According to a state order uncovered by The Center for Investigative Reporting (CIR), the University of Phoenix was told “not to enroll any additional students in the programs that violate the 85/15 ratio.”’
"UOP shall not enroll any veterans/eligible persons in the aforementioned programs.."
The 85/15 ratio is a federal regulation that stipulates that no college shall approve enrollment for a course in which 85 percent of students “[have] all or part of their tuition, fees or other charges paid for them by the educational institution or [the U.S. Department of Veterans Affairs].”
A July 9th letter from Education Specialist Dan Yonovitz confirmed the ban on veteran enrollment.
“UoP shall not enroll any veterans/eligible persons in the aforementioned programs unless it is approved by Mr. Hawley,” the letter read. Ray Hawley is San Diego's Education Liaison Representative.
However, according to the University of Phoenix, only one of the seven programs listed exceeded the 85 percent threshold—and it has agreed to voluntarily close enrollments to VA students for that program.
According to UoP, the veteran enrollment figures for the programs in question are as follows:
-B.S. organizational security and management – 89.62%
-B.S. human services – 25.98%
-B.S. information technology - 71.43%
-B.S. management – 57.14%
-M.A. education– 69.23%
-M.S. administration of justice and security (criminal justice) – 66.67%
-MBA - 62.57%
"The one program in San Diego that is over the ratio is enormously popular with veterans,” Ryan Rauzon a spokesman for University of Phoenix told Campus Reform. “That is something we are enormously proud of."

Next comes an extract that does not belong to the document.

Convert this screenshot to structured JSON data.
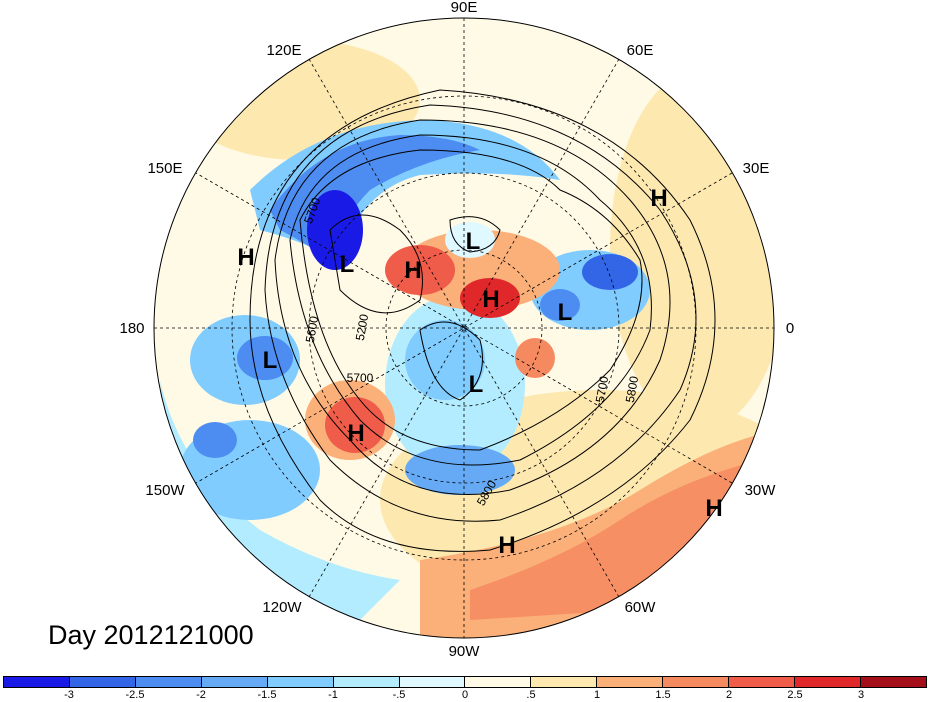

"The entire program [organizational security and management] has 106 students in it, 95 of them are veterans. If six non-veterans enroll in that program, it would be in compliance.”
The University of Phoenix has reportedly provided auditors with the updated figures and are awaiting the “official acknowledgement in the form of a final closing letter to the audit.”
The University of Phoenix has received over $95 million in GI BIll funding since 2009, “more than the entire 10-campus University of California system and all UC extension programs combined,” according to the Center for Investigative Reporting.
According to the Wall Street Journal, a report from a Senate committee headed by Sen. Tom Harkin (D-Iowa) found that eight of the top ten largest recipients of money from the post 9/11 GI Bill were for-profit colleges.
UPDATE: UT San Diego reports that the Federal Veterans Affairs have corrected the 85/15 enrollment compliance issue at the University of Phoenix San Diego. "[V]eterans can continue signing up for classes uninterrupted."